A bummer of a night to cap off a bummer of a day. I am on a serious deadline here, and I just cannot muster my energies for the grand task. I turn my attention to the welter of pages in front of me and instead of a laser beam of focus, there's a lame aerosol mist. I'm like the Glade plug-in of thinkers. Fucking sucks.

And to top it off, I came home to a terribly upsetting piece of mail, mailed by a friend of mine who lives across the Atlantic. I mentioned him in a blog a couple of months back–a basically great dude who is going through a massive midlife crisis compounded by extended unemployment and heatbreak. Mostly heartbreak. Over a much younger girl with whom he carried on a largely imagined relationship.

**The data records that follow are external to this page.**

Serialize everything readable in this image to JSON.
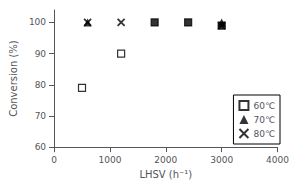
{
  "chart_data": {
    "type": "scatter",
    "xlabel": "LHSV (h⁻¹)",
    "ylabel": "Conversion (%)",
    "xlim": [
      0,
      4000
    ],
    "xticks": [
      0,
      1000,
      2000,
      3000,
      4000
    ],
    "ylim": [
      60,
      104
    ],
    "yticks": [
      60,
      70,
      80,
      90,
      100
    ],
    "grid": false,
    "legend": "right",
    "series": [
      {
        "name": "60℃",
        "color": "#000000",
        "marker": "open_square",
        "x": [
          500,
          1200,
          1800,
          2400,
          3000
        ],
        "values": [
          79,
          90,
          100,
          100,
          99
        ]
      },
      {
        "name": "70℃",
        "color": "#000000",
        "marker": "triangle",
        "x": [
          600,
          3000
        ],
        "values": [
          100,
          100
        ]
      },
      {
        "name": "80℃",
        "color": "#000000",
        "marker": "x",
        "x": [
          600,
          1200,
          3000
        ],
        "values": [
          100,
          100,
          99
        ]
      },
      {
        "color": "#000000",
        "marker": "square",
        "x": [
          1800,
          2400,
          3000
        ],
        "values": [
          100,
          100,
          99
        ]
      }
    ]
  }
}
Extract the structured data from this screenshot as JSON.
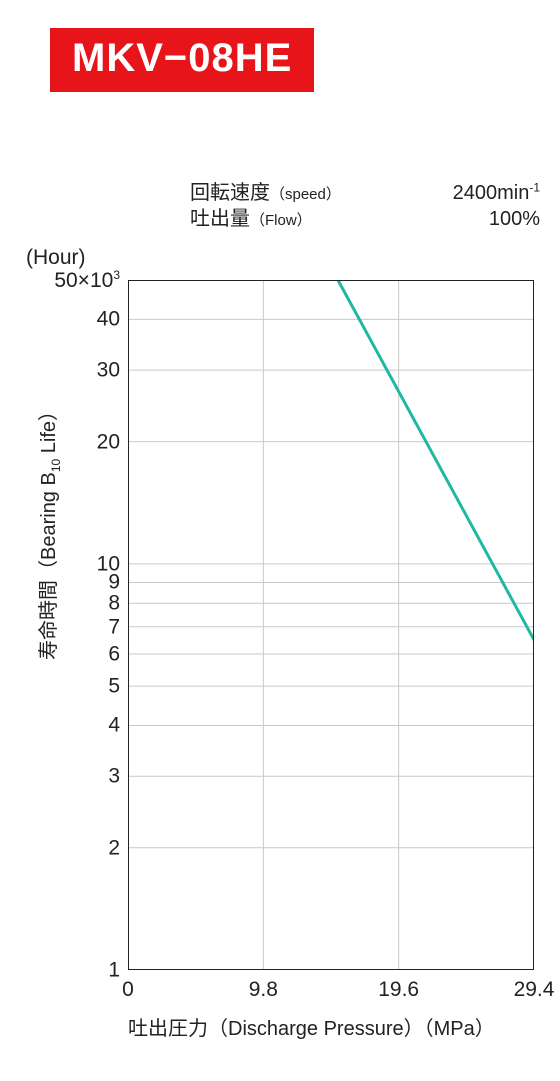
{
  "title": "MKV−08HE",
  "title_bg": "#e7141a",
  "title_fg": "#ffffff",
  "conditions": {
    "speed_key": "回転速度",
    "speed_key_sub": "（speed）",
    "speed_val_num": "2400",
    "speed_val_unit": "min",
    "speed_val_exp": "-1",
    "flow_key": "吐出量",
    "flow_key_sub": "（Flow）",
    "flow_val": "100%"
  },
  "hour_label": "(Hour)",
  "yaxis": {
    "title_jp": "寿命時間",
    "title_en_pre": "（Bearing B",
    "title_en_sub": "10",
    "title_en_post": " Life）"
  },
  "xaxis": {
    "title": "吐出圧力（Discharge Pressure）（MPa）"
  },
  "chart": {
    "type": "line-semilogy",
    "grid_color": "#c9c9c9",
    "line_color": "#1fb8a3",
    "background_color": "#ffffff",
    "x": {
      "min": 0,
      "max": 29.4,
      "ticks": [
        0,
        9.8,
        19.6,
        29.4
      ]
    },
    "y": {
      "min": 1,
      "max": 50,
      "ticks": [
        1,
        2,
        3,
        4,
        5,
        6,
        7,
        8,
        9,
        10,
        20,
        30,
        40,
        50
      ],
      "tick_labels": {
        "1": "1",
        "2": "2",
        "3": "3",
        "4": "4",
        "5": "5",
        "6": "6",
        "7": "7",
        "8": "8",
        "9": "9",
        "10": "10",
        "20": "20",
        "30": "30",
        "40": "40",
        "50": "50×10"
      },
      "tick_exp": {
        "50": "3"
      }
    },
    "series": [
      {
        "points": [
          {
            "x": 15.2,
            "y": 50
          },
          {
            "x": 29.4,
            "y": 6.5
          }
        ]
      }
    ]
  }
}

He's on the upswing, which is great, but there are still troughs. (I've been on long-distance suicide watch five times now–very scary shit.) During the last one, he kept saying it would give him great peace to know that "if anything were to happen" to him (and that's code for what?), P would get this letter he'd written her. Clearly, he wanted me to volunteer to be postangel general. Old reliable discreet Salt, woman of her word. I knew what he was angling for but couldn't take the bait. Not at first. The idea of enabling him here chills me to the marrow.

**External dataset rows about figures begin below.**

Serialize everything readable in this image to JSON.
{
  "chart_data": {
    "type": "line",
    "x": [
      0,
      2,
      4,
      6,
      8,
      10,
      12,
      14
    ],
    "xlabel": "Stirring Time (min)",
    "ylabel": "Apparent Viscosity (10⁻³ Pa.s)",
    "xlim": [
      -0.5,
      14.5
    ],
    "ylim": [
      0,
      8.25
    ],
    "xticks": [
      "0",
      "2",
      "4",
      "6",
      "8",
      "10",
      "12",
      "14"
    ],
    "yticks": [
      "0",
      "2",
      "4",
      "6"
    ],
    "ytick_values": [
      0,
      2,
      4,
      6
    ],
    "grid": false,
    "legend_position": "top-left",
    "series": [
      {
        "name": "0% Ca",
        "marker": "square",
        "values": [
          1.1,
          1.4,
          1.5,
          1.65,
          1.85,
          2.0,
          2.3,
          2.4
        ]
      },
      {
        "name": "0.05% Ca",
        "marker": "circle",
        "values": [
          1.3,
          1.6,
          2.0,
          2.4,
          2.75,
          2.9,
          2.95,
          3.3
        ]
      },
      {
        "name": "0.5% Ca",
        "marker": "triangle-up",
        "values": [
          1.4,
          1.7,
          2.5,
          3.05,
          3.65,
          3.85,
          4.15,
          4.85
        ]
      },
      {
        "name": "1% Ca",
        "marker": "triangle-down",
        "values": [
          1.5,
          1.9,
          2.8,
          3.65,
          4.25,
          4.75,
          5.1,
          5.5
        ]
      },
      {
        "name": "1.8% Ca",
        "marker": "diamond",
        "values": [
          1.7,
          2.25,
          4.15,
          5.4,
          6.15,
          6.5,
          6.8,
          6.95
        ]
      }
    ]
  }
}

But he wouldn't let it go, and we are old friends, adults, plain dealers. So instead of shutting him up, I heard him out. And then I asked him to hear me out. Again I laid out every reason I could think of–and that's a shedload–for why ending it would be a colossal mistake: his own talents and promise, his great capacity for enjoyment and friendship and love, his many loyal friends, his batshit parents (who do love him), all the amazing things that likely lie ahead for him. I told him what his killing himself would do to me, and, yeah, how it would totally backfire with P. (She wouldn't see him as a great love that she was dumb enough to throw away, but as an exploding bullet that she was lucky enough to dodge.) And then I told him that if was really sincere about not hurting himself, but just found himself thinking about accidents the way one does when any and all bad things seem possible, he could send the letter to me and I'd safeguard it for him and forward it in the event of an accident. I gave him my word, but also told him that my fondest hope was to hand it back to him the next time we meet, when we're both in a better place.

That was three weeks ago and he's definitely doing better (he's gotten a few much-needed confidence boosts, for one thing). His emails show glints of his old humor and perspective. It makes my heart smile.

And yet today, there was that big old envelope in the mailbox (along with bills and the previous tenant's AARP membership renewal and a catalogue that sells everything from scooters to dehydrators to mandolins to something called the "purple passion pillow"). I opened it and there was the preaddressed envelope to this girl, and a note for me. It wasn't a suicide note, but it took it upon itself to perform some of the actions of one, in the event of that accident. So moving and beautiful as it was, it also gave my imagination a hard shove towards the dark.

I don't know why I've rambled so much here. I'm sorry. I'm just so tired tonight, and my heart feels heavy.